Quando coloco um vestido, vejo-o mais por dentro do que no espelho.
Sinto a solidão curtida de sol e de frio, no ruído constante do tractor.
Olho o fio com que é feito e sinto nos meus dedos os calos do operário da fiação.
Sinto os ombros doloridos das costureiras debruçadas sobre as máquinas durante horas e horas, repetindo infinitamente os gestos de coser bainhas, abrir costuras, montar peças como puzzles, exaustas,
de olhos ardendo e pensamento distante:
“A que horas poderei ir buscar o meu filho?”

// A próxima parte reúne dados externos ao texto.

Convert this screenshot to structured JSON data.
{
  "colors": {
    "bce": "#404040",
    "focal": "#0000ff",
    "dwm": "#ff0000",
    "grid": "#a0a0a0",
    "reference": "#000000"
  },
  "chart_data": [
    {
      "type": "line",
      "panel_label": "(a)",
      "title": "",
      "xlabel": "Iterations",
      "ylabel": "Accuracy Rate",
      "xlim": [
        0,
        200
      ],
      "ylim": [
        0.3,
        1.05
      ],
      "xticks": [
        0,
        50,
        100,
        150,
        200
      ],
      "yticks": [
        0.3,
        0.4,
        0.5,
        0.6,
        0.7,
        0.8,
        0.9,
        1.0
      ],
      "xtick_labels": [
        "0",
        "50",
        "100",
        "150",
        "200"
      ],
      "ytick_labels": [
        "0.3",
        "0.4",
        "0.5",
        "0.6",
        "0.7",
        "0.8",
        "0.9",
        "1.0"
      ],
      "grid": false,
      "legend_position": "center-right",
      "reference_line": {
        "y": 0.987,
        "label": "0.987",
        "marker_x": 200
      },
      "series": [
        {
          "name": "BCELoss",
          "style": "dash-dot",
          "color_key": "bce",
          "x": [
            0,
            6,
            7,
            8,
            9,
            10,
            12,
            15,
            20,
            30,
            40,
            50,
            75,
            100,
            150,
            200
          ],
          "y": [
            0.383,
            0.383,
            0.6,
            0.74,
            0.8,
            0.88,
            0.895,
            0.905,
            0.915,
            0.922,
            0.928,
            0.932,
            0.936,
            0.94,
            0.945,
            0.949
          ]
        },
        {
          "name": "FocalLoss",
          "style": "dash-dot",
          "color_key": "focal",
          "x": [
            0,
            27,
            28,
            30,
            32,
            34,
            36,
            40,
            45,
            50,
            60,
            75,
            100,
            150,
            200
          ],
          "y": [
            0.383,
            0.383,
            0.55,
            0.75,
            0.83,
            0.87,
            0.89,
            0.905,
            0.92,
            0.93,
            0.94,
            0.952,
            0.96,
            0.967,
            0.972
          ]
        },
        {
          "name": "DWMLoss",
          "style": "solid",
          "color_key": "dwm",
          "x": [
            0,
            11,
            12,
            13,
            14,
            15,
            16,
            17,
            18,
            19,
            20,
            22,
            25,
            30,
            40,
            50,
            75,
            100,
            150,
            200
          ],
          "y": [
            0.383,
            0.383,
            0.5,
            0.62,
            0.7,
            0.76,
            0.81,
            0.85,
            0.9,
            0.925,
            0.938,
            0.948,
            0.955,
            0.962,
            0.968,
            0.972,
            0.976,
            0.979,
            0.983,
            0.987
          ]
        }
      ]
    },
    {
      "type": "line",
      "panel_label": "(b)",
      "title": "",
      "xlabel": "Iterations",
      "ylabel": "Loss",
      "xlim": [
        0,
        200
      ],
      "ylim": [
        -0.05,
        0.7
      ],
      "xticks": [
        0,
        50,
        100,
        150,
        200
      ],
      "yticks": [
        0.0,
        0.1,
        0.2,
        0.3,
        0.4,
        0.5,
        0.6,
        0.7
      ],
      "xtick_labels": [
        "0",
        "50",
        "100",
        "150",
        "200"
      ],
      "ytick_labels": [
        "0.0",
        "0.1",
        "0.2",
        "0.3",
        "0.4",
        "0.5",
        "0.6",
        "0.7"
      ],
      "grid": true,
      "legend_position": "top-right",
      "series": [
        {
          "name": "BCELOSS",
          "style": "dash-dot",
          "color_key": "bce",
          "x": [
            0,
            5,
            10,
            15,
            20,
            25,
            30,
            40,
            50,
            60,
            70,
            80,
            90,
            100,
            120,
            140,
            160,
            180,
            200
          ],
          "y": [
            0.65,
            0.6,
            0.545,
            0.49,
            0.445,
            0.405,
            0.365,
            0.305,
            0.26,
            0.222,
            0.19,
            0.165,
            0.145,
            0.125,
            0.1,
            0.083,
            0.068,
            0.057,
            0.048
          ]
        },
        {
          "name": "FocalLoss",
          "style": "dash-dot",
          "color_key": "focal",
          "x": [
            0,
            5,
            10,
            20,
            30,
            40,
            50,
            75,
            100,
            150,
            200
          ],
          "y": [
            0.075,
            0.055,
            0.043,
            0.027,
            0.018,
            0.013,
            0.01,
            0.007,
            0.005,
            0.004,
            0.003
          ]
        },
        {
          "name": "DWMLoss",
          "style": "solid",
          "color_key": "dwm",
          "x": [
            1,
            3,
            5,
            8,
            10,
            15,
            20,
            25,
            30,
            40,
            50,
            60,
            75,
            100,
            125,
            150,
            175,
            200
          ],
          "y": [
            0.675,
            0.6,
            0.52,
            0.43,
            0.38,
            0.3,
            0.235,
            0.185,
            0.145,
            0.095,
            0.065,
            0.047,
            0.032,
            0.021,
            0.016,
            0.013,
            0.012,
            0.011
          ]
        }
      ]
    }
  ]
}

“Que farei para o jantar?”
“Tenho de estender e passar a roupa, já não há o que vestir”
Quando coloco um vestido, se os meus olhos reluzirem, não será de deslumbramento mas de consternação pelo mundo que temos de enfrentar.
Além do universo abstracto dos que desenham, compõem, se dispõem a vestir trajes alheios, desfilando nas passarelas, como bonecos mecânicos.
E da arrogância dos senhores que observam algarismos escorregando defronte dos olhos como carreiros de formigas.
As grandes barrigas alimentam-se de todo este labor, e as abelhas-mestras refastelam-se, produzindo infindáveis ovos de ambição, reluzindo por trás da cegueira colectiva.
... Não desisti de sonhar com um paraíso onde Eva se atavie de inocência e desobedeça aos deuses, em busca de sabedoria.